I’m still not sure of the best option when it comes to authentication. It is clear to me that requiring a unique (or pseudo-unique, since users tend to use the same login info for every site) login for each site on the internet is a broken paradigm, but the other solutions have drawbacks of their own. I used JanRain on my last 2 sites, and am generally very happy with it, but I am still fairly uneasy about relying on a third-party service to handle such a critical part of my websites.

ScalaCareers is back up

Just wanted to post a quick (and somewhat belated) note about some work I’ve been doing the past few weeks, putting my ScalaCareers.com website back up and adding some new features.

Several years ago, I built it as an experiment with Lift. Then, some months ago, someone (there’s a really good chance it could have been me…) mistakenly shut down the VPS it was running on without realizing it. I tried to get the old codebase running again, but as it was depending on an old snapshot version of Lift, I couldn’t get it fixed very quickly, so I ended up deciding to rewrite it from scratch when I got some time.

This time around, I decided to build the site with Play 2.0, which was a fun experience. I’ll try to find some time this week to post some of my experiences from that.

Scala career outlook

I think the outlook for Scala-related employment is much better now than when it was when I first built the site. While it may never replace Java, it certainly has enough traction now that it is going to stick around and be supported for a while, and more employers are starting to use it and look for developers who are familiar with it.

New Authentication mechanism

I’ve begun to look for ways to avoid forcing users to create a username and password for my sites. Not only is it annoying for me to create all the functionality related to it, but requiring users to remember yet another username and password and exposing them to further risk that their password (which they likely use for a lot of sites) may be compromised (even though I’ve always used pretty good password management practices) isn’t ideal either. I’m also not a fan of forcing users to use Facebook to login, like a lot of sites are these days – not everybody has a Facebook account, and not all of those who do want it tied to everything they do on the internet.
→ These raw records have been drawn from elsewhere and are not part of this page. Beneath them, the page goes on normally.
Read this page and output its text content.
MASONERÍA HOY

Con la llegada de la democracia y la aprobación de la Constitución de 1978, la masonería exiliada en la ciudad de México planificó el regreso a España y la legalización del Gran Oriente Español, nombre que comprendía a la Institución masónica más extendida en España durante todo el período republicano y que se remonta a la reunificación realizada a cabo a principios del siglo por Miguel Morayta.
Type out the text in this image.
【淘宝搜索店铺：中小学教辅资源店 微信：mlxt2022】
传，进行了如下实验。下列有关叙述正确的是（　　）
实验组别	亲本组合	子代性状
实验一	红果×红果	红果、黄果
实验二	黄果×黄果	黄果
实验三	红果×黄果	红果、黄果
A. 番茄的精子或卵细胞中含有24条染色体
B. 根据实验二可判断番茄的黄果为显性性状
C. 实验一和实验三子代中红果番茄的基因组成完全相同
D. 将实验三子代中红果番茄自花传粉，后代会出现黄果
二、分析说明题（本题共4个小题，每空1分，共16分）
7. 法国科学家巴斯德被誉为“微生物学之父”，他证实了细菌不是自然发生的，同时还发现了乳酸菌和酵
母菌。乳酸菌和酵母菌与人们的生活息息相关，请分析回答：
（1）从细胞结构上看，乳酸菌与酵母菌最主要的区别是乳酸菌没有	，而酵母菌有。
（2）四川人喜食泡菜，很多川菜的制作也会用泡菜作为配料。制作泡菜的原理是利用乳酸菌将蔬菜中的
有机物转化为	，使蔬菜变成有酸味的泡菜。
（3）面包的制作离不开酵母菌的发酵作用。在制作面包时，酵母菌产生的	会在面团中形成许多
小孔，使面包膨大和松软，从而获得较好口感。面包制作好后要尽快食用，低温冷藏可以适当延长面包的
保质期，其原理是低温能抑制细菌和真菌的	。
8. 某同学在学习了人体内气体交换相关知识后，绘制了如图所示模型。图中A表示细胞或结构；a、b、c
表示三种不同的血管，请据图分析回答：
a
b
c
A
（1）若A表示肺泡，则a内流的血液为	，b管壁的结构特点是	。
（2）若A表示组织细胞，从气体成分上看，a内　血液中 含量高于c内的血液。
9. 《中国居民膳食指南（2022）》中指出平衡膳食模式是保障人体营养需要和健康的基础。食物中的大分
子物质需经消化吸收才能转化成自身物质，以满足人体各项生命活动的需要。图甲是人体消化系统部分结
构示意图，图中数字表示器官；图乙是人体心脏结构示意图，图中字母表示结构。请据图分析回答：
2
So, I’m experimenting with JanRain, which lets users choose from a handful of OpenID providers. In my case, I’m allowing – OpenID, Google, LinkedIn, Twitter, Facebook, and Yahoo. I realize that still probably doesn’t cover 100% internet users, but I hope it is close enough that it doesn’t scare people away. I realize this isn’t perfect, but I think a long-term migration path away from people having a login for every site is worth some work and short-term pain. Any feedback or thoughts on this is appreciated.

Developer profiles

I know there are a number of folks in the Scala community who want to find some contract or full-time work doing Scala development, but may not be aware of opportunities. So, I added a developer profile section where developers who want to find work can post information about them and some links to show their ability (for example, it has sections to put your GitHub and StackOverflow accounts). This is pretty basic right now, but there is some potentially interesting functionality I want to work on if it looks like it is something people will use.

Feedback and suggestions are welcomed. Hopefully this site adds some value to the employment situation in the Scala community. If not, at least it was a good excuse to have some fun with Scala, Play 2.0, and MongoDB.